Qoheleth Chapter Seven

Translation from the Lilly Pad Bible Commentary by K.D. Frogg:

1 Why are there so many songs about rainbows and what’s on the other side?
2 Rainbows are visions, but only illusions, and rainbows have nothing to hide.
3 So we’ve been told and some choose to believe it. I know they’re wrong, wait and see.
4 Someday we’ll find it, the rainbow connection. The lovers, the dreamers and me.

5 Who said that every wish would be heard
and answered when wished on the morning star?
6 Somebody thought of that and someone believed it.
7 Look what it’s done so far.
8 What’s so amazing that keeps us star gazing
and what do we think we might see?
9 Someday we’ll find it, the rainbow connection.
The lovers, the dreamers and me.
All of us under its spell. We know that it’s probably magic.

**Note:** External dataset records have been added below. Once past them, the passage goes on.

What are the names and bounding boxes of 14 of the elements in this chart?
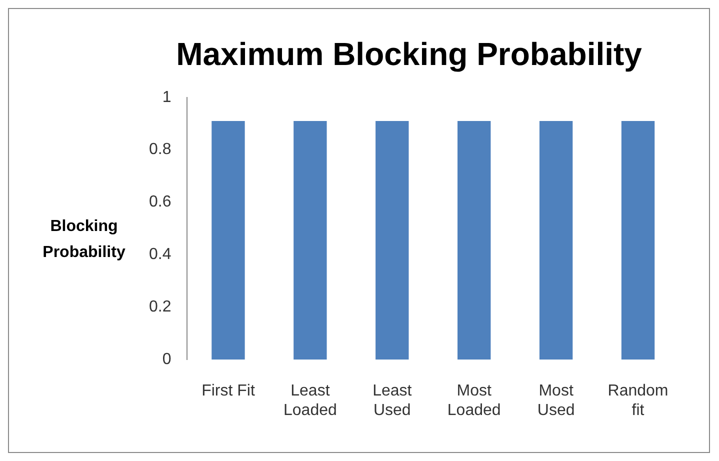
x-tick-label: Random fit bbox=[608, 382, 668, 419]
y-tick-label: 0 bbox=[162, 351, 172, 368]
x-tick-label: Least Used bbox=[372, 382, 412, 419]
x-tick-label: First Fit bbox=[202, 382, 256, 400]
y-axis-title: Blocking Probability bbox=[42, 217, 126, 263]
x-tick-label: Least Loaded bbox=[283, 382, 337, 419]
y-tick-label: 0.4 bbox=[148, 246, 172, 264]
x-tick-label: Most Loaded bbox=[447, 382, 501, 419]
chart-title: Maximum Blocking Probability bbox=[176, 36, 642, 72]
y-tick-label: 1 bbox=[162, 88, 172, 106]
y-tick-label: 0.8 bbox=[148, 141, 172, 158]
y-tick-label: 0.6 bbox=[148, 194, 172, 211]
x-tick-label: Most Used bbox=[537, 382, 575, 419]
y-tick-label: 0.2 bbox=[148, 298, 172, 316]
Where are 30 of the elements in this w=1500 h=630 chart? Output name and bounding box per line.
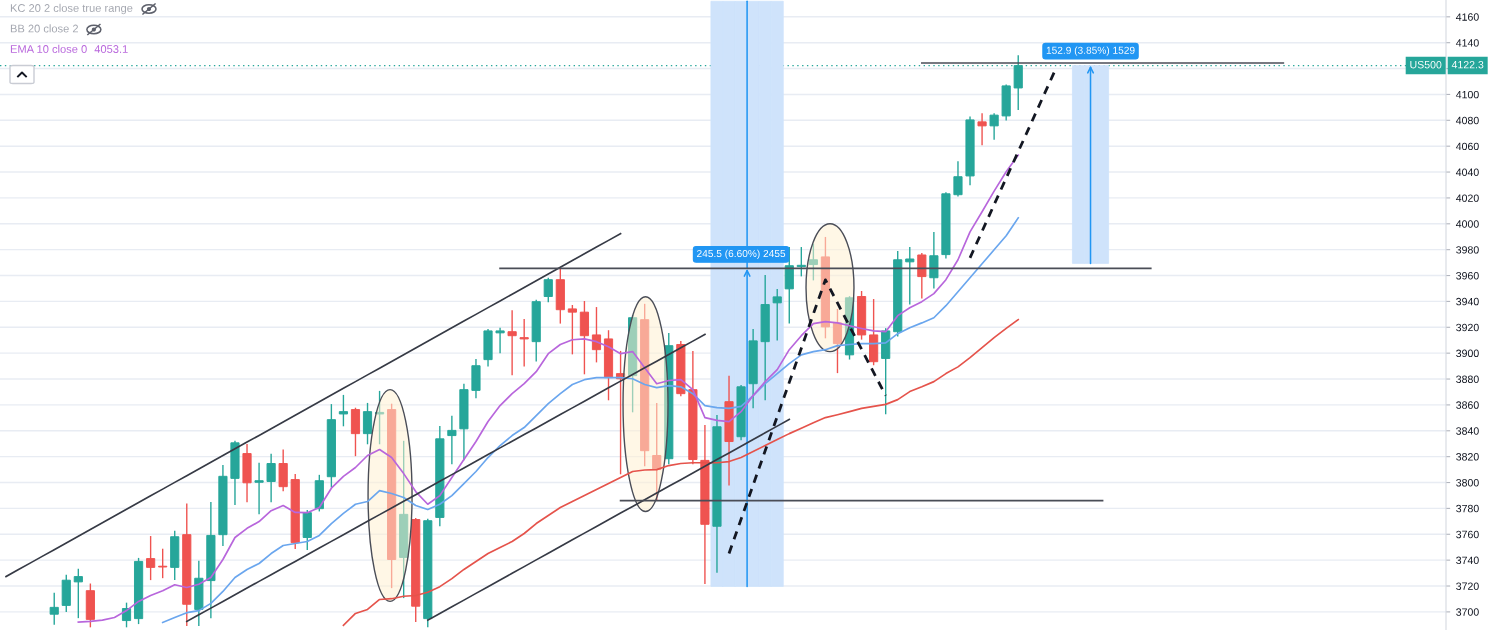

10 Have you been half asleep and have you heard voices? I’ve heard them calling my name.
11 Is this the sweet sound that called the young sailors? The voice might be one and the same.
12 I’ve heard it too many times to ignore it. It’s something that I’m supposed to be.
13 Someday we’ll find it, the rainbow connection. The lovers, the dreamers and me.

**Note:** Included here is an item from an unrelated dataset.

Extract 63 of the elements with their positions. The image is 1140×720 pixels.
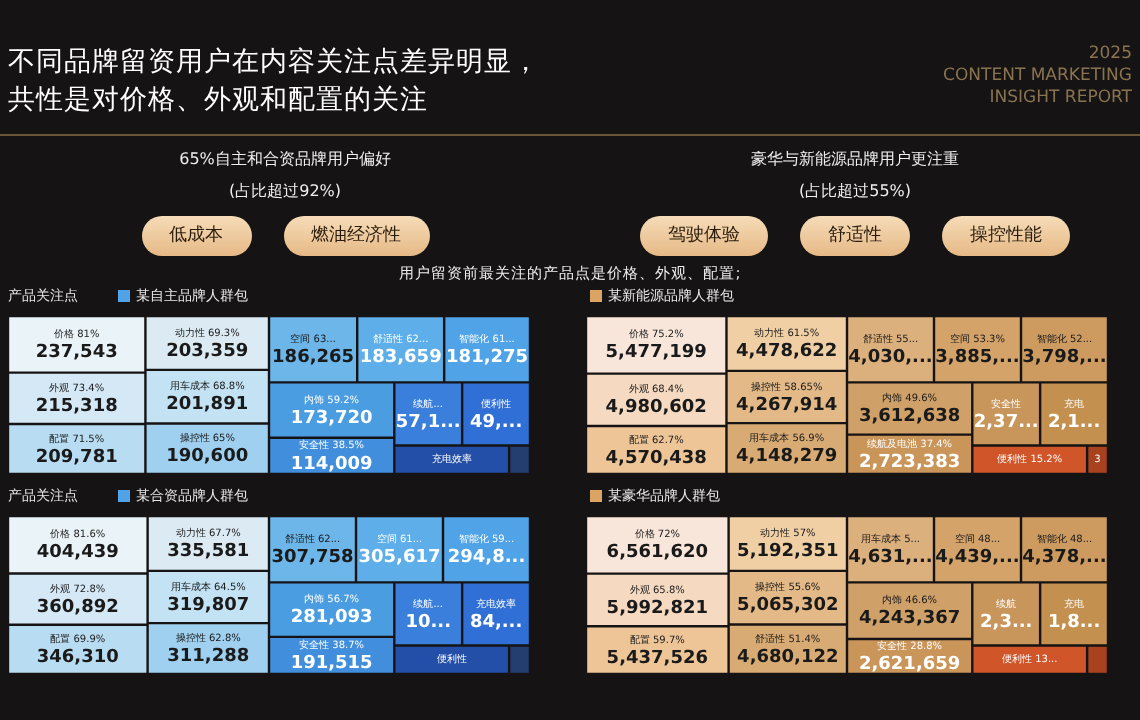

This is an incredibly difficult to decipher chapter of Qoheleth, probably because it is so popular that it is hard to hear the words in a fresh way.  Basically, it means: horrible, slimy, torturous death comes for us all. Or more simply: give up. Surrender to your grisly fate. The second chapter where we hear that rainbows are only illusions, this is the classic hbl refrain, vanity vanity! All is nothing but illusions and rainbows, and chasing after dreams. The answer then, in verse four is that the only remaining desperate hope left is to eat drink, and hope to find connections. Maybe if we just give up, things will be easier for us.
When it says in chapter seven, “Look what it’s done so far”that is when the last of seven mouths of the gaping horror go crunching down on our shinbones. This is really a depressing book. I do not know why it should even be in the bible. But we keep plodding through it, and somewhere hidden deep inside there is a voice of hope. The real challenge is, when Qoheleth says “Someday we’ll find it” and we hear “it’s probably magic” ringing in our ears, we have to look past the rhetoric and remember that this is a depressing passage about the stench of death.
The phrase “is this the sweet sound that called the yong sailors?” in chapter eleven is an obscure Hebrewism that doesn’t really translate to our modern context. The best way I can describe what Qoheleth may be trying to get at here is that the word pbbbth here translated as “sailors” is actually closer to what we might call a whanderplink. It’s one of those dongles that you can widget in your app bin. I hope that clears that up a little bit. Hebrew is clunky enough as it is, and translating it is doubly so.
The meaning of chapter thirteen, is so obscure that your guess is as good as mine. I think the answer might be hidden deep in the quandary of whether I am a muppet or a man. Luther’s gloss on this passage is that he is “a very manly Muppet.” (LW 906, 23). You can see, Luther thinks that Qoheleth was really depressed when he wrote this.